The committee found the aid was a “strong investment” in creating a more prosperous and stable world, which benefits UK taxpayers, with no evidence to suggest the Department for International Development (DFID) is more wasteful than any other Westminster office.

However, they raised concern that a lack of staff could hamper its effectiveness, and said other departments should stop spending their budgets on aid to ensure a coherent strategy.

The report comes just one day after Prime Minister Theresa May visited DFID staff in East Kilbride.

On the 0.7 target, the report said: “This is both morally right and in our national interest. The response to many of the criticisms of aid spending is for DFID to continue to strive to spend better, not for it to spend less.”

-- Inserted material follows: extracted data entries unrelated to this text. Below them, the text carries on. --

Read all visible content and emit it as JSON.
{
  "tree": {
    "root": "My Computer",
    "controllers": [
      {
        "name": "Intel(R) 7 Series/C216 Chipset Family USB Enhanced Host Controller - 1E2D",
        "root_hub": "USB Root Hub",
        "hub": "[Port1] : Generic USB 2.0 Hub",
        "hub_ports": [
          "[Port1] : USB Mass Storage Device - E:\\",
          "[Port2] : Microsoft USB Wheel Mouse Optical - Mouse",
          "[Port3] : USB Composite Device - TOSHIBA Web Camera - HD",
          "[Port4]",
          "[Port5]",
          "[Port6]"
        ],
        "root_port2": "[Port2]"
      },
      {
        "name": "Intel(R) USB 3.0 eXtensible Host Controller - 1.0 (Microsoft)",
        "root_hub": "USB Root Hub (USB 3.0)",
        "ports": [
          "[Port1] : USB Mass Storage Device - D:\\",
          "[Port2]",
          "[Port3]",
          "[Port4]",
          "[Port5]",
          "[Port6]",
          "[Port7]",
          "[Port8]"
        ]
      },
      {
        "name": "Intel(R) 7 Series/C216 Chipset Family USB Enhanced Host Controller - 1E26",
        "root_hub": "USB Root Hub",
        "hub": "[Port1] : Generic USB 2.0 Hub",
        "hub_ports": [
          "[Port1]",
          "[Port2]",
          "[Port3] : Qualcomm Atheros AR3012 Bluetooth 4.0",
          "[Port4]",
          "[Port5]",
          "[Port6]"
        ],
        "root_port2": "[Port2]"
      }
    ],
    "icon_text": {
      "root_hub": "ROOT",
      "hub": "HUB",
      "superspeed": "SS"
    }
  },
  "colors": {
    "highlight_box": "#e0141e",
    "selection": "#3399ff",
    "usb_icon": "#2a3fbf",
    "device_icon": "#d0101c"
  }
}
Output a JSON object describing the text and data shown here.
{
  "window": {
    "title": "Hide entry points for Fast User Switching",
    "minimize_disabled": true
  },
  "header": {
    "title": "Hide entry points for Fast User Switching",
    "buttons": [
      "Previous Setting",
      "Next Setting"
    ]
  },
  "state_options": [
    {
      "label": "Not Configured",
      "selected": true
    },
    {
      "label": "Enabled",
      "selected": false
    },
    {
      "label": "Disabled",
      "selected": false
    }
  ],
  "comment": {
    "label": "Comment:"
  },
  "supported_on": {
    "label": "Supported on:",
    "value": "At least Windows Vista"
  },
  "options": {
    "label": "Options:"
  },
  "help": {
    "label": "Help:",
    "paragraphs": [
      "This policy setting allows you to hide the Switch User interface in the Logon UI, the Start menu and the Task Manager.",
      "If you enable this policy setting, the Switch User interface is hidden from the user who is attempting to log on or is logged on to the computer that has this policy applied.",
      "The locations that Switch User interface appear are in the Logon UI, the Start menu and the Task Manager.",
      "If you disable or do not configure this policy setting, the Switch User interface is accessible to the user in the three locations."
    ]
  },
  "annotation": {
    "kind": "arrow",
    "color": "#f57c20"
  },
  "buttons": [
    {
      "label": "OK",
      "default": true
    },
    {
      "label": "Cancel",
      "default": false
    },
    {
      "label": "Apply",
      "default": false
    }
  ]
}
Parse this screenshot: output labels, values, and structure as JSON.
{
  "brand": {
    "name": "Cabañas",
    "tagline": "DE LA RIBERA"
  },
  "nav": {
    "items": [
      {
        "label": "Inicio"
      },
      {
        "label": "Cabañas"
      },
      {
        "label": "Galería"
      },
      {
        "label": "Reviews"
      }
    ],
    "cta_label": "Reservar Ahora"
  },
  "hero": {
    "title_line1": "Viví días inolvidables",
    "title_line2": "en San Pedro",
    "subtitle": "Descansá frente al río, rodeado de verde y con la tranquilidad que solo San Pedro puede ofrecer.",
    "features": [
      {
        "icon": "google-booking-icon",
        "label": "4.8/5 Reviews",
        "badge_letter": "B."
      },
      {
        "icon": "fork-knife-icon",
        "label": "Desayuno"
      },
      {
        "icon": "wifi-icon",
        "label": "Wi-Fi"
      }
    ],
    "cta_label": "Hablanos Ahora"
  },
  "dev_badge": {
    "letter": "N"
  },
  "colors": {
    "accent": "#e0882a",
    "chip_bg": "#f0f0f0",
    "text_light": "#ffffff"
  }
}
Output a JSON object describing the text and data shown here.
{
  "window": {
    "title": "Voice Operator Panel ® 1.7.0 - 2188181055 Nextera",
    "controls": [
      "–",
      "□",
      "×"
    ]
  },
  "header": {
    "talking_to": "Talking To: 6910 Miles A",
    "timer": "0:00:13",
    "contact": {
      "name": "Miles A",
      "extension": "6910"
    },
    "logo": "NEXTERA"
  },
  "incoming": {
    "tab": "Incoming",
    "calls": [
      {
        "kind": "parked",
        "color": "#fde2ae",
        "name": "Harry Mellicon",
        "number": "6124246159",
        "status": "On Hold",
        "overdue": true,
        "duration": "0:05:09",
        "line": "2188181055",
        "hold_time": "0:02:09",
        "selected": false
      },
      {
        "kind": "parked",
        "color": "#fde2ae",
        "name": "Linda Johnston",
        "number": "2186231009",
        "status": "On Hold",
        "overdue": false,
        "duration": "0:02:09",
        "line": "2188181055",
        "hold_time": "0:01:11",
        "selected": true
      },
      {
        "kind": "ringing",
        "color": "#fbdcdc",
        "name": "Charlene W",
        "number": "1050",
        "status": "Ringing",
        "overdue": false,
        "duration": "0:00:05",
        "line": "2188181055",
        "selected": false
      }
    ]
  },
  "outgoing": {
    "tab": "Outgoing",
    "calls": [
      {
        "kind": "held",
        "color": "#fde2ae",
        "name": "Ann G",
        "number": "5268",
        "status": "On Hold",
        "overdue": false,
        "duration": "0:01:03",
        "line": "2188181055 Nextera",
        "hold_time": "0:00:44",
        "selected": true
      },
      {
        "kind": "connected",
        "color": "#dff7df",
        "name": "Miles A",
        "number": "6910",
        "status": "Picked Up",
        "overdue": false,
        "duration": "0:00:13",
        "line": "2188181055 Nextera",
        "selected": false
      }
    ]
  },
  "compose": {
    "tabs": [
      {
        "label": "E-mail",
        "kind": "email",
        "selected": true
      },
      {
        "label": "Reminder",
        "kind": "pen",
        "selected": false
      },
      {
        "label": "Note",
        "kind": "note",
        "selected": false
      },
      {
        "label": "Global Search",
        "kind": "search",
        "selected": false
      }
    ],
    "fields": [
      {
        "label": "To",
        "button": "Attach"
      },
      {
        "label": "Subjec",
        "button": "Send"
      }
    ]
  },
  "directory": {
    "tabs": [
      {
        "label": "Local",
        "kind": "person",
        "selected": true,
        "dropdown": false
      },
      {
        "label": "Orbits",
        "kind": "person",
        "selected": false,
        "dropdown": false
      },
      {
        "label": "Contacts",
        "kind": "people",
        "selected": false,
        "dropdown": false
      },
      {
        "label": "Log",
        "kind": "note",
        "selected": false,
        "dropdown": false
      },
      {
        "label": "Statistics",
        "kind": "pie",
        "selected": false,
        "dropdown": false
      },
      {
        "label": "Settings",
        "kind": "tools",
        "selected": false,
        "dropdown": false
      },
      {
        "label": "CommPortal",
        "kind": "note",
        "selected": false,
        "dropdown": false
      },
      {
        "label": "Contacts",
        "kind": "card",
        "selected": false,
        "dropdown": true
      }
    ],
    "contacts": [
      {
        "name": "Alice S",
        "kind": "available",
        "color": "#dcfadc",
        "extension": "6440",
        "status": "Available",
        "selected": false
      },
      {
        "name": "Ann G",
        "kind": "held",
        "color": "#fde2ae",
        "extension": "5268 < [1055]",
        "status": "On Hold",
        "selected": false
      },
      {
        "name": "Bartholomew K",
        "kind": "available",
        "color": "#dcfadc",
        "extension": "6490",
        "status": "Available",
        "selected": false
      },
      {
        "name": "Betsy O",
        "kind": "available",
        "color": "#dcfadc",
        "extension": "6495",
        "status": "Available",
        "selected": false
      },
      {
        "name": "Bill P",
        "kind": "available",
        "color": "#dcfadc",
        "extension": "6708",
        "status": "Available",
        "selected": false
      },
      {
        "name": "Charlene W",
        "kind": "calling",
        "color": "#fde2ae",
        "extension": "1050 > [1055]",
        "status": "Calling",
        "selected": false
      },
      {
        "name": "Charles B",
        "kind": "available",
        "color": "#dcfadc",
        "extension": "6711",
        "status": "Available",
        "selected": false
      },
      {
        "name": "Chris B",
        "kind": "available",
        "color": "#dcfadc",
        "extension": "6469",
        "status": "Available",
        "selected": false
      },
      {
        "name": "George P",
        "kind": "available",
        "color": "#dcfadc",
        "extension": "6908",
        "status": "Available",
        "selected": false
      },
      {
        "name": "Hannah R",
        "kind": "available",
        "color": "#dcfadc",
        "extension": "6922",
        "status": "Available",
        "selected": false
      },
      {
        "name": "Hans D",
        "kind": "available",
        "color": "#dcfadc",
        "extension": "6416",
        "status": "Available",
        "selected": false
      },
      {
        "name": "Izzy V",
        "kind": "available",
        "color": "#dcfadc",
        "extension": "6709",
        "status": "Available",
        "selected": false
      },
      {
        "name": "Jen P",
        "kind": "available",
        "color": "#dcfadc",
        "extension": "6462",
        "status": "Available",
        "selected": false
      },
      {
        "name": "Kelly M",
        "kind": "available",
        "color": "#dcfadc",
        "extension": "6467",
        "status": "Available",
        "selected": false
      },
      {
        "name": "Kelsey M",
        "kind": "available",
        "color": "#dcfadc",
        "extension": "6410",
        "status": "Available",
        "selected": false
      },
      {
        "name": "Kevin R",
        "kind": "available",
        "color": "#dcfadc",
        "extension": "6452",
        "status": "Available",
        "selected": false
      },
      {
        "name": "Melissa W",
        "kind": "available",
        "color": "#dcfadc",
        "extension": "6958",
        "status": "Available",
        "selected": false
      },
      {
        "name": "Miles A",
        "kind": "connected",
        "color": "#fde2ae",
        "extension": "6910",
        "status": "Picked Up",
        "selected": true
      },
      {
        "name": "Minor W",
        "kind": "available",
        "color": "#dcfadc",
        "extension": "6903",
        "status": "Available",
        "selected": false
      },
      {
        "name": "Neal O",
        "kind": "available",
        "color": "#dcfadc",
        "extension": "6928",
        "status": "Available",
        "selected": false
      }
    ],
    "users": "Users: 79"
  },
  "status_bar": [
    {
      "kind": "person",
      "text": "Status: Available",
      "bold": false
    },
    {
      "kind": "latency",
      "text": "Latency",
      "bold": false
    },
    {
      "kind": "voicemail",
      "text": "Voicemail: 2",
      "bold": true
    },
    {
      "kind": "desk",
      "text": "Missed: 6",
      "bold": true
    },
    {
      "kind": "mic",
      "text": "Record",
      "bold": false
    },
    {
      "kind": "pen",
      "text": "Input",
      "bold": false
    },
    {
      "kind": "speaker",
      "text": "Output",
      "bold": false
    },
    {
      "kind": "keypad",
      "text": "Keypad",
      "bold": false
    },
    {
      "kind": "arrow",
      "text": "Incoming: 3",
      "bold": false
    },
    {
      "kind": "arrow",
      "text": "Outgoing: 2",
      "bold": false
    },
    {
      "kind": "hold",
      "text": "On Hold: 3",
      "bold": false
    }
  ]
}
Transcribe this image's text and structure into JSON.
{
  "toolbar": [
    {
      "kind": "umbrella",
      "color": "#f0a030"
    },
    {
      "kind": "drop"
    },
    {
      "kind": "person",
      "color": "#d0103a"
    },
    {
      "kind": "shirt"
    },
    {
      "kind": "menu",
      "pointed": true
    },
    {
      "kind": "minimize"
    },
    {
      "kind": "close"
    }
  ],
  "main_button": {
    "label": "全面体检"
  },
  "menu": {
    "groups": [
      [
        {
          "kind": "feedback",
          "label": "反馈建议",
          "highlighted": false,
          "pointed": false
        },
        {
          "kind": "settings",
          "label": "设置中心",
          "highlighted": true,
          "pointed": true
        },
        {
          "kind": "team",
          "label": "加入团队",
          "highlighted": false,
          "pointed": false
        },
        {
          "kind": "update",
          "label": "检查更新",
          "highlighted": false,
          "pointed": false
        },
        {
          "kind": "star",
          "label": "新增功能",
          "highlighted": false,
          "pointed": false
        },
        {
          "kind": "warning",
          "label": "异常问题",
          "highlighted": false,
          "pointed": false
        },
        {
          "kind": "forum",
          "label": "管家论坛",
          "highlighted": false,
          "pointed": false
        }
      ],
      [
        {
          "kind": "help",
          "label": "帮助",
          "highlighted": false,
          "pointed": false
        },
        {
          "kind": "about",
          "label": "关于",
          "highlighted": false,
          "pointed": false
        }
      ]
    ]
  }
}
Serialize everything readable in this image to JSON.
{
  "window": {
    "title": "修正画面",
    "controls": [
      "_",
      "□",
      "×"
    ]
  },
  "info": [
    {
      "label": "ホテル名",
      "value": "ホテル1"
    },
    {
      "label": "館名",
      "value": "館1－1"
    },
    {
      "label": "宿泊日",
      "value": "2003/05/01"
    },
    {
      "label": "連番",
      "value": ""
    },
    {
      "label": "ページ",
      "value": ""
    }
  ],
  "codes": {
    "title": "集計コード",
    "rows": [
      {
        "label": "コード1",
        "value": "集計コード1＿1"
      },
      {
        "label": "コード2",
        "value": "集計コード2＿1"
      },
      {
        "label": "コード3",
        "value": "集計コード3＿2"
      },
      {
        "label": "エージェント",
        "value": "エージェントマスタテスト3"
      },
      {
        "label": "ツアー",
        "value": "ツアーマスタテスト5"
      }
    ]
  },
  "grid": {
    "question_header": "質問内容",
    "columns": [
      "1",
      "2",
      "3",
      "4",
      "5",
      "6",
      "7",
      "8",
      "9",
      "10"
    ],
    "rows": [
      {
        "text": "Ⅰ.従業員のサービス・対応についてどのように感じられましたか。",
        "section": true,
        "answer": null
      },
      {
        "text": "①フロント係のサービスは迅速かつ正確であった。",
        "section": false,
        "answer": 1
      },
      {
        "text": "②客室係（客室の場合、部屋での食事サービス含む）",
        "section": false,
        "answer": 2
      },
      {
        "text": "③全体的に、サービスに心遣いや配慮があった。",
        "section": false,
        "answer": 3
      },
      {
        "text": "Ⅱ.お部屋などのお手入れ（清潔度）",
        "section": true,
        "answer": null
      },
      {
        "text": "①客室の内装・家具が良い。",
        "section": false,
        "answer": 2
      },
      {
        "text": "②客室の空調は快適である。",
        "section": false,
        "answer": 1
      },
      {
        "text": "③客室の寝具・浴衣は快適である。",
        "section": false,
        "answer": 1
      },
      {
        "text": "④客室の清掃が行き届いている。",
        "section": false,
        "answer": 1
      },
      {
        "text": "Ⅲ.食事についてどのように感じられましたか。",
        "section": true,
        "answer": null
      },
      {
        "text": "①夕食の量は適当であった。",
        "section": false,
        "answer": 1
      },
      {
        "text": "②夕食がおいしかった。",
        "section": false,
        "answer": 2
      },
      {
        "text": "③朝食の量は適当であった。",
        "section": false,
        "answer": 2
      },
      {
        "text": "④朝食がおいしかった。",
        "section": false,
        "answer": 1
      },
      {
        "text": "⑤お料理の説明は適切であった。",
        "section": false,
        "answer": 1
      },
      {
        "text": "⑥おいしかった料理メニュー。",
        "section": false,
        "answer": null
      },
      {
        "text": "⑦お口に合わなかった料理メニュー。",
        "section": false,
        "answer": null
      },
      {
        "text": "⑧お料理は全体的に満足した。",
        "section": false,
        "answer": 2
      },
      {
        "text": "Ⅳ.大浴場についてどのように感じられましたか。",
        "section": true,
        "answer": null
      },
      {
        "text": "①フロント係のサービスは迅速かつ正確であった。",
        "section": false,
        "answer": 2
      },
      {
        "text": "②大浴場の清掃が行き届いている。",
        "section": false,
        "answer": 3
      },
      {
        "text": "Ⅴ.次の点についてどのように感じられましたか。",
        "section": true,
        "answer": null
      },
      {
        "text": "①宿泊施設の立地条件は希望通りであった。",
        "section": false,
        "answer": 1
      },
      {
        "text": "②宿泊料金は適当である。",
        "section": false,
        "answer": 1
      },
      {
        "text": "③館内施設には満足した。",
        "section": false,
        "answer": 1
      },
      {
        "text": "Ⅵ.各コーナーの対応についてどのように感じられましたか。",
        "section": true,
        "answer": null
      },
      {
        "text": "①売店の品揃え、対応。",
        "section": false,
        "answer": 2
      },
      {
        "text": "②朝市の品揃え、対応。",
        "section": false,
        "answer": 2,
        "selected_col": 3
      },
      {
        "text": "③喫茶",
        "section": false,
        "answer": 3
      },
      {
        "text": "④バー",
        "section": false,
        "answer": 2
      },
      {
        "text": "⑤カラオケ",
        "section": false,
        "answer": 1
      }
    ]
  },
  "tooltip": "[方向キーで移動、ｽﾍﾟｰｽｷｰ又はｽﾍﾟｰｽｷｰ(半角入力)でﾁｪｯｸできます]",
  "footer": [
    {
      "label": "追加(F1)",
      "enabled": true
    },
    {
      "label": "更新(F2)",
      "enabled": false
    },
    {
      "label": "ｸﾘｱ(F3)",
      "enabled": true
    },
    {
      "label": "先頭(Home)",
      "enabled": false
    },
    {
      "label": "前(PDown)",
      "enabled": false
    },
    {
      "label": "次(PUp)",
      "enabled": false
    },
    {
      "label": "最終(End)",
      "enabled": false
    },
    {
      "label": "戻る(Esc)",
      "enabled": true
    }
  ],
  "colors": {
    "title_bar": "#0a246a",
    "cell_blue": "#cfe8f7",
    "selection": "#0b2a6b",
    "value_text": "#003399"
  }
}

However, it went on: “We are further concerned that DFID’s own capacity could be affecting the effectiveness of UK aid.

“The number of DFID staff has not kept pace with increases in its budget to achieve the 0.7 per cent target. DFID’s administrative capacity appears to have fallen below what is required to manage its increasing budget optimally, causing it to become more reliant on larger external organisations.

“We recommend that DFID spends more of its budget on its own administration and increases its staffing.”

On strategy, the report said that DFID’s “good work” may not be being carried out “in a consistent and coherent manner” due to lack of guidance at an operational level, and officials providing less information about spending decisions, priorities and plans than in the past.

Committee chair Stephen Twigg said: “We are particularly concerned that a lack of strategic direction is holding UK aid back. This is more important than ever, with increasing amounts of aid being spent by government departments other than DFID.

“The basis on which aid spending decisions across the government are made needs to be clear.”